Die Fraktion setzt sich in ihrem Positionspapier zur Inneren Sicherheit vom 1. Januar 2024 (insbesondere Seiten 33 und 20) für einen ausgewogenen Ansatz ein, der Sicherheit und Freiheit in Einklang bringt. Dabei wird betont, dass Maßnahmen zur Bekämpfung von Schwerstkriminalität und Terrorismus – wie die befristete Vorratsdatenspeicherung von IP-Adressen – stets verhältnismäßig, transparent und unter strenger rechtlicher Kontrolle erfolgen müssen. Die Fraktion kritisiert ausdrücklich, dass aktuelle Vorhaben der Landesregierung, etwa die Einführung der Palantir-Software mit explodierenden Kosten von 14 auf 39 Millionen Euro, nicht nur finanziell fragwürdig, sondern auch verfassungsrechtlich bedenklich sind. Solche Projekte zeigen, wie schnell Sicherheitsinteressen zu unkontrollierbaren Datensammlungen führen können, ohne dass ein klarer Nutzen für die Bürgerinnen und Bürger nachweisbar ist. Die SPD-Fraktion lehnt daher undifferenzierte Massenüberwachungsinstrumente ab, die ohne konkreten Anlass in die Privatsphäre eingreifen.
Gleichzeitig wird im Dokument „NRW muss funktionieren: Mehr Schutz und Sicherheit im Cyberraum“ vom 18. März 2025 (Seiten 2 und 3) hervorgehoben, dass der Schutz von Kindern und Jugendlichen im digitalen Raum eine zentrale Priorität darstellt. Die Fraktion schlägt hier jedoch keine flächendeckende Überwachung vor, sondern setzt auf präventive Maßnahmen wie die Einrichtung eines „Online-Kommissariats“. Dieses soll als Anlaufstelle für Betroffene dienen, Medienkompetenz stärken und durch Aufklärung in Schulen und sozialen Medien gezielt gegen Missbrauch, Extremismus und Cybermobbing vorgehen. Der Fokus liegt dabei auf freiwilligen Meldewegen, anonymen Beratungsangeboten und der Förderung von Schutzräumen – nicht auf der anlasslosen Auswertung privater Nachrichten.
Ihre Befürchtung, dass eine Chatkontrolle zu einem Klima der Angst führen und marginalisierte Gruppen besonders treffen könnte, ist nachvollziehbar. Die SPD-Fraktion warnt in diesem Zusammenhang vor den Risiken unklarer gesetzlicher Rahmenbedingungen, die Missbrauch Tür und Tor öffnen. So wurde etwa die Nutzung privater Messenger-Dienste durch Justizminister Limbach für dienstliche Absprachen scharf kritisiert, da dies Transparenz untergräbt und das Vertrauen in staatliches Handeln beschädigen kann. Die Fraktion fordert stattdessen klare Regeln für den Umgang mit sensiblen Daten, wie sie in der Geschäftsordnung des Landtags verankert sind, sowie eine Stärkung der Landesdatenschützerin, deren Arbeit in der Vergangenheit blockiert wurde.

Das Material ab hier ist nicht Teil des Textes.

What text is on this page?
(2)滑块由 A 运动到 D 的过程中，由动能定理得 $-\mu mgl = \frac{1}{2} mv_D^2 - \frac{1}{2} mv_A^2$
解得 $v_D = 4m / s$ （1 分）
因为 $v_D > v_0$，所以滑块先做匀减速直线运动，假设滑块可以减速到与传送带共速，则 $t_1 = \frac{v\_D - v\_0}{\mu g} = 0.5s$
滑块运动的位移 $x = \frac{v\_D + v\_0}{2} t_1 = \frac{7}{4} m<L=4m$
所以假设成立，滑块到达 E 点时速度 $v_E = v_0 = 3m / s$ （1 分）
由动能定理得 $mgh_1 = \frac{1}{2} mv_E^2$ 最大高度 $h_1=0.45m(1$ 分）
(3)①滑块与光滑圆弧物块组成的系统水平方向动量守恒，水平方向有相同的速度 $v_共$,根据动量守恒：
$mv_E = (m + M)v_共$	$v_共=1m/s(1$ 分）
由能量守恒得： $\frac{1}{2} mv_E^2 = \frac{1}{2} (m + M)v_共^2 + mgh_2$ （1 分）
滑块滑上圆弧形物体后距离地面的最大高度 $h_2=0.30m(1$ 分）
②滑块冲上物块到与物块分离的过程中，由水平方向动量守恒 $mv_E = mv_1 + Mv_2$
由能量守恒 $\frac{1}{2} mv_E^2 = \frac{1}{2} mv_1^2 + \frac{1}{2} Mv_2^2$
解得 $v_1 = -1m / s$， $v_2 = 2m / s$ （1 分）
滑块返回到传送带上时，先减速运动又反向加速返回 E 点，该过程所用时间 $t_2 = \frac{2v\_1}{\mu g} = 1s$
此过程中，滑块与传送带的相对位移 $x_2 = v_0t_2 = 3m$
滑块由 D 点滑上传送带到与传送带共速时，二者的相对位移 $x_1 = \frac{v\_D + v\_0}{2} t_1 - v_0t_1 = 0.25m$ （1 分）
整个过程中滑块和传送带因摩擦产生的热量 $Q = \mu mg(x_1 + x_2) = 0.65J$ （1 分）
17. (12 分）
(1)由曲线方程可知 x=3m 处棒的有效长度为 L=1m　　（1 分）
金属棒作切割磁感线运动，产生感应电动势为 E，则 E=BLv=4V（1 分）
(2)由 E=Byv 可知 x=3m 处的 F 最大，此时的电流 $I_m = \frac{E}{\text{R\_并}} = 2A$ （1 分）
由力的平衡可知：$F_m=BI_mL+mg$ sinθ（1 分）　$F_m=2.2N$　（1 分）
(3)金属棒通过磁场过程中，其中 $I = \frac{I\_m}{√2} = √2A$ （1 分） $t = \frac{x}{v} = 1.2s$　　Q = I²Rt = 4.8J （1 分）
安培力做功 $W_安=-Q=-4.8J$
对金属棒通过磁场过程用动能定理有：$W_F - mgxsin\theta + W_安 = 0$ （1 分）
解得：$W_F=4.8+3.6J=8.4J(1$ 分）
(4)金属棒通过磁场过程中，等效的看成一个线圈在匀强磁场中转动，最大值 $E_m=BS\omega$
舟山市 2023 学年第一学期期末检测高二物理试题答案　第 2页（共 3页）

Zusammenfassend lehnt die SPD-Landtagsfraktion NRW eine undifferenzierte, anlasslose Massenüberwachung privater Kommunikation ab. Stattdessen werden zielgerichtete Präventionsmaßnahmen, transparente Sicherheitsarchitekturen und die Stärkung digitaler Mündigkeit gefordert. Die Fraktion wird sich weiterhin dafür einsetzen, dass Sicherheitsgesetze verhältnismäßig bleiben und nicht auf Kosten der Grundrechte der Bürgerinnen und Bürger gehen. Ihre kritische Haltung zu diesem Thema ist daher ein wichtiger Impuls, der in den weiteren politischen Diskurs einfließen wird.